Ici, près de 1 000 personnes vivent et viennent en vacances. Beaucoup dorment déjà, et peu sortent de chez eux. Ils sont les premiers touchés quand le magma glacial frappe. Les gestes d’urgence et les zones refuges situées en hauteur ont été oubliés. "Tant qu’un risque n’est pas arrivé, la population n’y croit plus, alors la connaissance du risque s’est complètement évaporée", se désole Jean-Marc Peillex, le maire de Saint-Gervais. Il se souvient d’un épisode d’alerte en 2015 durant lequel très peu d’habitants se sont mobilisés pour respecter les consignes de sécurité. Cette fois, le flot emporte tout sur son passage. Maisons, voitures, lignes électriques, disparaissent dans un grondement assourdissant. La crue poursuit sa route le long du cours d’eau, avant de ralentir quelques kilomètres plus loin, parvenant tout de même à inonder la zone du Fayet. Au lendemain de la catastrophe le bilan est lourd : entre 2 000 et 3 000 victimes.

Pas de prise en compte dans les plans de prévention

Le glacier était pourtant surveillé comme le lait sur le feu. En 1892, une catastrophe similaire avait frappé la zone. A l’époque, 200 000 mètres cubes de glace et d’eau avaient inondé la vallée, encore peu peuplée ; 17 maisons et un établissement thermal avaient été détruits, faisant près de 250 morts et laissant un traumatisme majeur.

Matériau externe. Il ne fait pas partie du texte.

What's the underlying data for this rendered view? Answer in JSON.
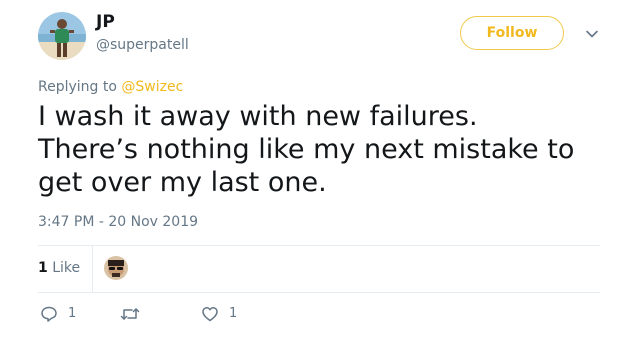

En 2010, une équipe de scientifiques avait observé une nouvelle poche d’eau d’environ 60 000 mètres cubes dans les entrailles du glacier. "Nous étions dans une situation de crise absolue : l’eau sous pression menaçait d’exploser", se souvient Christian Vincent, ingénieur de recherche au CNRS et spécialiste des risques d’origine glaciaire. Le glacier de Tête Rousse avait par la suite été parsemé de capteurs, et avait été vidangé de multiples fois. Mais une nouvelle poche avait été observée en 2024. Située dans une zone difficile d’accès, sa surveillance avait été moindre. C’est cette dernière qui pourrait avoir provoqué la rupture. Les scientifiques estiment que le changement climatique pourrait avoir joué un rôle, mais nuancent : les dynamiques complexes du glacier restent difficiles à saisir.

L’ampleur de la catastrophe raconte aussi l’urbanisation de la montagne. Sans règles interdisant les constructions, les maisons ont fleuri à côté du cours d’eau. "Les plans de prévention des risques n’ont pas tenu compte de la catastrophe de 1892", constate Christian Vincent, qui tempère : "Quand on regarde les risques similaires dans la région on pourrait fermer toutes les Vallées". La probabilité d’un sinistre étant jugée très faible, elle n’avait pas été prise en compte dans le plan de prévention des risques majeurs prévisibles (PPR) de la préfecture. La surveillance du glacier, les mécanismes d’alertes et les mesures de pompage offraient, en outre, un cadre rassurant. "Le plus difficile, ce n’est pas de détecter l’aléa, c’est de savoir s’il constitue un risque", conclut Christian Vincent.